5. De rechtbank wijst het verzoek als kennelijk gegrond toe. Verzoekster krijgt een vergoeding van haar proceskosten. Het Uwv moet deze vergoeding betalen. De vergoeding is met toepassing van het Besluit proceskosten bestuursrecht als volgt berekend. Voor de rechtsbijstand door een gemachtigde krijgt verzoekster een vast bedrag per proceshandeling. De bijstand door een gemachtigde levert 2,5 punten op (1 punt voor het indienen van het beroepschrift, 1 punt voor het verschijnen op de zitting en eenmaal 0,5 punt voor het indienen van een schriftelijke zienswijze na verslag deskundigenonderzoek met een waarde per punt van € 907,-), bij een wegingsfactor 1. Dit komt neer op een bedrag van € 2.267,50.
Krijgt verzoekster een vergoeding van het griffierecht?
6. De rechtbank wijst erop dat het Uwv verplicht is het door verzoekster betaalde griffierecht van € 50,- te vergoeden. [3] Verzoekster moet zich hiervoor dan ook tot het Uwv wenden.

Beslissing

De rechtbank veroordeelt het Uwv tot betaling van € 2.267,50 aan proceskosten aan verzoekster.
Deze uitspraak is gedaan door mr.

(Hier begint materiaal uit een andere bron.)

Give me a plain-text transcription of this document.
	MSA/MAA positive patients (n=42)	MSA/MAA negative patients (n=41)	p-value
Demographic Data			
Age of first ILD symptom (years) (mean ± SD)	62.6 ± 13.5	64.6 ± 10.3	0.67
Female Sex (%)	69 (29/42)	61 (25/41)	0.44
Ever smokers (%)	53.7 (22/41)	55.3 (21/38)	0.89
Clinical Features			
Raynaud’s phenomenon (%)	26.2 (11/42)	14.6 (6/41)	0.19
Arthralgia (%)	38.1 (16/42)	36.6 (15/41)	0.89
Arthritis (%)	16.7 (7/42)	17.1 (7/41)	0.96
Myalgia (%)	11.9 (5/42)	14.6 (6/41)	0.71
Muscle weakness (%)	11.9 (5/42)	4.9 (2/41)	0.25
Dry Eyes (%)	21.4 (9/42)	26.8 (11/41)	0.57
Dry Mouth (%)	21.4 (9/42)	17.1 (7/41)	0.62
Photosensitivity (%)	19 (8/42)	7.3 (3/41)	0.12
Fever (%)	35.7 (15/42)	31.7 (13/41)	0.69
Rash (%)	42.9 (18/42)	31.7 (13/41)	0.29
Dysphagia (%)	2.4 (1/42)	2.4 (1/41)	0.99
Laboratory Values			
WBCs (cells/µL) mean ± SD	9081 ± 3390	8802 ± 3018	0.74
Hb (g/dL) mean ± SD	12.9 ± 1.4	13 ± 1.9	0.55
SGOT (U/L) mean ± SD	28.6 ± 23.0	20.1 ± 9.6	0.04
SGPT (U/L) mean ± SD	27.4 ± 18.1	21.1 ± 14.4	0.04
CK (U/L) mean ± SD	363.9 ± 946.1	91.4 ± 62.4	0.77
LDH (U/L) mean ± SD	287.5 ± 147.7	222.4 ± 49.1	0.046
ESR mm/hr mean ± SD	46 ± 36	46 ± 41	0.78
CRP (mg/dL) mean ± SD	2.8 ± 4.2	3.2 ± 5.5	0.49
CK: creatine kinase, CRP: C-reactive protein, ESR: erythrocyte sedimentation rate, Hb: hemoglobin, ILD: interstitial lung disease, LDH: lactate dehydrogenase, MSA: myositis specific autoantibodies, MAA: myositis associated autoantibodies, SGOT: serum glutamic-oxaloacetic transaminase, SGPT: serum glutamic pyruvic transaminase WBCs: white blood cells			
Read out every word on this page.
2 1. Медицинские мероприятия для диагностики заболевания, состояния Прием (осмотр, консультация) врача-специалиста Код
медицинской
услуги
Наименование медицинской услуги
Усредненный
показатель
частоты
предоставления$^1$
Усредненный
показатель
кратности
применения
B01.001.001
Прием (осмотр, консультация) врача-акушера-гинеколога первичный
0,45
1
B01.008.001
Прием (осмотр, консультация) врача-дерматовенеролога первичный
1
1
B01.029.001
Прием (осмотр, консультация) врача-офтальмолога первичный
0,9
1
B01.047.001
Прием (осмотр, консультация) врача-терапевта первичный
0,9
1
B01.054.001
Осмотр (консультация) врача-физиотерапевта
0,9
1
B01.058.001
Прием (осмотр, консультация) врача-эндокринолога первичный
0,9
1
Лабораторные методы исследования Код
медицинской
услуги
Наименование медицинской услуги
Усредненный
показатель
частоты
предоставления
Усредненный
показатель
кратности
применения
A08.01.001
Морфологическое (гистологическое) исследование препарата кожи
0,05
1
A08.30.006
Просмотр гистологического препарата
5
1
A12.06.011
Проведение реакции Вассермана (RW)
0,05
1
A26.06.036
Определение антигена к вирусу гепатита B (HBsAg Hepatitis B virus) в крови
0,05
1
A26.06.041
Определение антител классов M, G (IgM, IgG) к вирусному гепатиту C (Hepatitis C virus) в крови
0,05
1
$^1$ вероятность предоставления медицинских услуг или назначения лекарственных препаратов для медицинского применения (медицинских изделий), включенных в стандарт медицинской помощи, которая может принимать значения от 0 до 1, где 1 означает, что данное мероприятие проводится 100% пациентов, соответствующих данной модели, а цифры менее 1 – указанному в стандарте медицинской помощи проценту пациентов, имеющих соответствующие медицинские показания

J.A. Spee, rechter, in aanwezigheid van
mr. R. van Manen, griffier.
Uitgesproken in het openbaar op 12 september 2025.
griffier
rechter
Een afschrift van deze uitspraak is verzonden aan partijen op:

Informatie over verzet

Als partijen het niet eens zijn met deze uitspraak, kunnen zij een verzetschrift sturen naar de rechtbank waarin zij uitleggen waarom zij het niet eens zijn met deze uitspraak. Het verzetschrift moet worden ingediend binnen zes weken na de dag waarop deze uitspraak is verzonden. Als partijen graag een zitting willen om het verzetschrift toe te lichten, moeten zij dit in het verzetschrift vermelden.

Voetnoten

1.Met toepassing van artikel 8:54, eerste lid, in samenhang met artikel 8:75a, van de Algemene wet bestuursrecht (Awb).
2.Dit volgt uit artikel 8:75a van de Awb en is nader uitgewerkt in het Besluit proceskosten bestuursrecht (Bpb).
3.Dit volgt uit artikel 8:41, zevende lid, van de Awb.